Un volet important du programme concerne «la restauration de la famille en tant que pièce maîtresse de la vie américaine» avec, au menu, d’importantes restrictions portées sur les ventes de pilules abortives, et le déploiement de politiques anti-avortement radicales.

Du côté des politiques environnementales, le programme enjoint le Président à retirer les Etats-Unis de la Convention cadre des Nations unies sur les changements climatiques, ainsi que de l’accord de Paris. Il propose également d’autoriser largement l’exploration et le forage gazier et pétrolier dans les zones appartenant ou contrôlées par l’Etat. Diverses structures étatiques liées à la protection de l’environnement doivent également être démantelées. Les financements fédéraux pour la recherche sur les énergies renouvelables seront interrompus.

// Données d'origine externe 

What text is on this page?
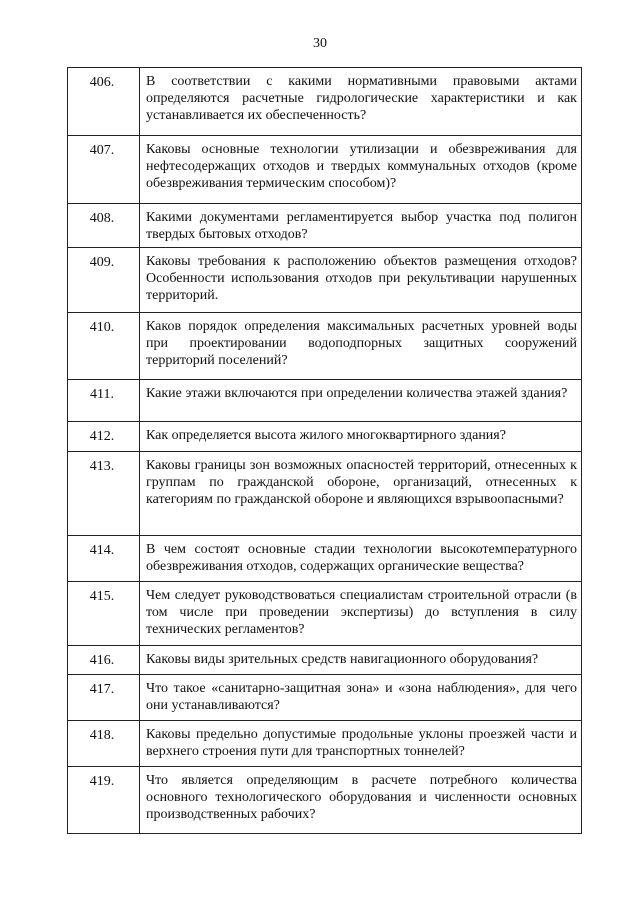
30
406.	В соответствии с какими нормативными правовыми актами определяются расчетные гидрологические характеристики и как устанавливается их обеспеченность?
407.	Каковы основные технологии утилизации и обезвреживания для нефтесодержащих отходов и твердых коммунальных отходов (кроме обезвреживания термическим способом)?
408.	Какими документами регламентируется выбор участка под полигон твердых бытовых отходов?
409.	Каковы требования к расположению объектов размещения отходов? Особенности использования отходов при рекультивации нарушенных территорий.
410.	Каков порядок определения максимальных расчетных уровней воды при проектировании водоподпорных защитных сооружений территорий поселений?
411.	Какие этажи включаются при определении количества этажей здания?
412.	Как определяется высота жилого многоквартирного здания?
413.	Каковы границы зон возможных опасностей территорий, отнесенных к группам по гражданской обороне, организаций, отнесенных к категориям по гражданской обороне и являющихся взрывоопасными?
414.	В чем состоят основные стадии технологии высокотемпературного обезвреживания отходов, содержащих органические вещества?
415.	Чем следует руководствоваться специалистам строительной отрасли (в том числе при проведении экспертизы) до вступления в силу технических регламентов?
416.	Каковы виды зрительных средств навигационного оборудования?
417.	Что такое «санитарно-защитная зона» и «зона наблюдения», для чего они устанавливаются?
418.	Каковы предельно допустимые продольные уклоны проезжей части и верхнего строения пути для транспортных тоннелей?
419.	Что является определяющим в расчете потребного количества основного технологического оборудования и численности основных производственных рабочих?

Le programme encourage aussi le recours à l’armée et la garde nationale pour des «opérations internes» d’expulsion massive d’immigrants, ainsi que l’abrogation des lois protégeant les mineurs immigrants. Une perspective qui met, d’avance, des étoiles dans les yeux de Mike Davis (cheville ouvrière du Project Article 3, évoqué plus haut) qui, au micro d’un podcast conservateur, se rêvait «procureur général par intérim» lors des trois premières semaines de l’administration Trump «Nous allons déporter. Nous allons expulser beaucoup de gens, 10 millions de personnes, des bébés, leurs parents, leurs grands-parents. Nous allons mettre les enfants dans des cages. Ce sera glorieux.» A cette occasion, le même Davis avait expliqué que les premières tâches de l’administration consisteraient «à virer beaucoup de gens de l’exécutif, de l’Etat profond», inculper les membres de la famille Biden, et «à faire bénéficier d’une grâce présidentielle» l’ensemble des personnes ayant pris part à l’assaut du Capitole le 6 janvier 2021. Ce que Donald Trump a, d’ailleurs, déjà lui-même promis.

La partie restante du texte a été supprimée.